The two of us moved to the edge of the hole I had made. A dim light filled the area below, but I had the Maglite that Boy Scout Marshall had given me and shined its light down below. The lower levels of the church weren’t quite as finely finished as the main floor, but they still looked in good shape.
“About fifteen feet or so,” I said. “Damned old-world luxury and high, religious ceilings.”
“We’re getting down this way,” he said. “But I don’t think it’s the way we’re coming back up.”
Marshall’s voice screamed at the back of my mind reminding me on the importance of rope. Sadly, I had none.
“Normally I’d say ladies before gentlemen,” Caleb said, lowering himself in to his waist, his hands spread out on the floor to either side of him. “But somehow I don’t think letting you plummet into trouble first would be chivalrous.”
Before I could respond, he pulled his arms in tight and dropped through, landing on his feet with a hushed thud. He waved for me to jump down, and before I could start worrying about breaking an ankle or hitting my head on a rock, I sat on the floor, scootched forward, and let go.
I needn’t have worried about damaging myself on the floor below. Caleb caught me in his arms, lowering me to the ground.
“Thanks,” I said, welcoming the closeness.
“That’s two chivalry points,” he said with a smile.
The walls and ceiling there were nothing like those on the main floor. No ornamentation or detailing beyond the plain, carved stones fit together and the vaulted arches supporting the structure. Not that there was much to see in the narrow corridor we found ourselves in. The entire lighting consisted of bare bulbs that had been pegged into the stone walls too far apart to actually give off much light.

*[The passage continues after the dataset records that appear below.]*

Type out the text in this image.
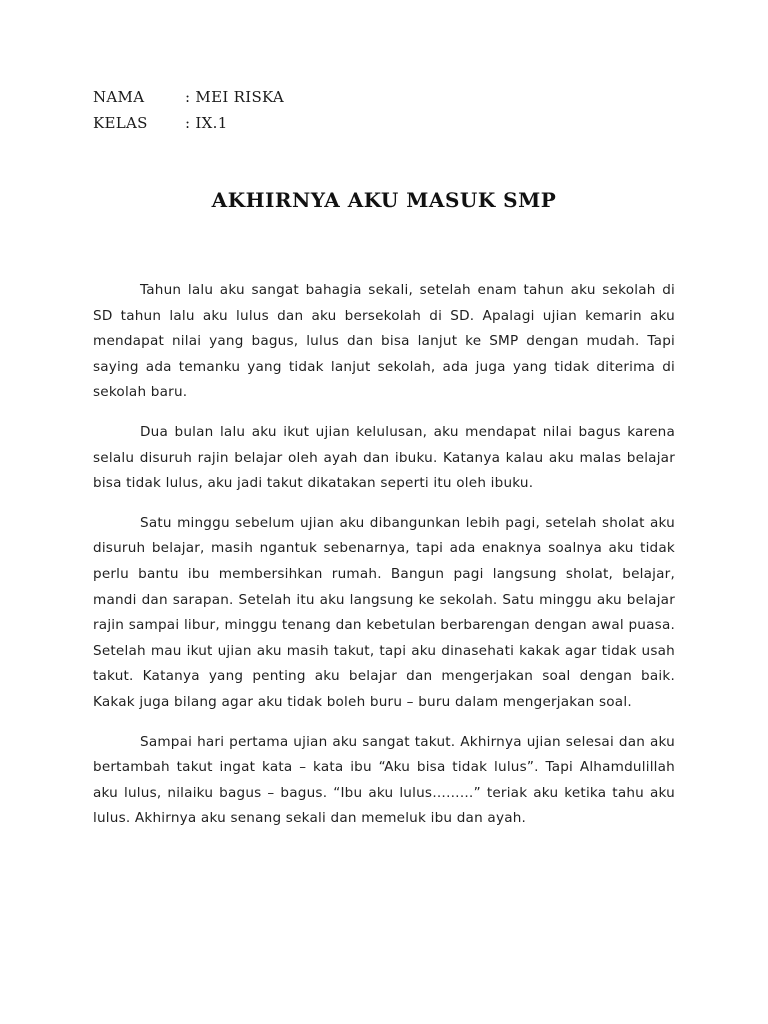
NAMA	: MEI RISKA
KELAS	: IX.1
AKHIRNYA AKU MASUK SMP

Tahun lalu aku sangat bahagia sekali, setelah enam tahun aku sekolah di SD tahun lalu aku lulus dan aku bersekolah di SD. Apalagi ujian kemarin aku mendapat nilai yang bagus, lulus dan bisa lanjut ke SMP dengan mudah. Tapi saying ada temanku yang tidak lanjut sekolah, ada juga yang tidak diterima di sekolah baru.

Dua bulan lalu aku ikut ujian kelulusan, aku mendapat nilai bagus karena selalu disuruh rajin belajar oleh ayah dan ibuku. Katanya kalau aku malas belajar bisa tidak lulus, aku jadi takut dikatakan seperti itu oleh ibuku.

Satu minggu sebelum ujian aku dibangunkan lebih pagi, setelah sholat aku disuruh belajar, masih ngantuk sebenarnya, tapi ada enaknya soalnya aku tidak perlu bantu ibu membersihkan rumah. Bangun pagi langsung sholat, belajar, mandi dan sarapan. Setelah itu aku langsung ke sekolah. Satu minggu aku belajar rajin sampai libur, minggu tenang dan kebetulan berbarengan dengan awal puasa. Setelah mau ikut ujian aku masih takut, tapi aku dinasehati kakak agar tidak usah takut. Katanya yang penting aku belajar dan mengerjakan soal dengan baik. Kakak juga bilang agar aku tidak boleh buru – buru dalam mengerjakan soal.

Sampai hari pertama ujian aku sangat takut. Akhirnya ujian selesai dan aku bertambah takut ingat kata – kata ibu “Aku bisa tidak lulus”. Tapi Alhamdulillah aku lulus, nilaiku bagus – bagus. “Ibu aku lulus………” teriak aku ketika tahu aku lulus. Akhirnya aku senang sekali dan memeluk ibu dan ayah.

“Come on,” Caleb said, turning right down the corridor.
The space echoed with our movement as we walked through arch after arch, coming to a final one barred by a thick iron gate that ran from floor to ceiling. Beyond it, in the shadows, lay the outlines of what looked like shelves similar to those in the gated area upstairs.
“Now, see, this says restricted area,” Caleb said in a triumphant whisper as he pressed his face up against the gate, looking through. “Don’t you think?”
“I particularly like the bars,” I said. “Nice touch.”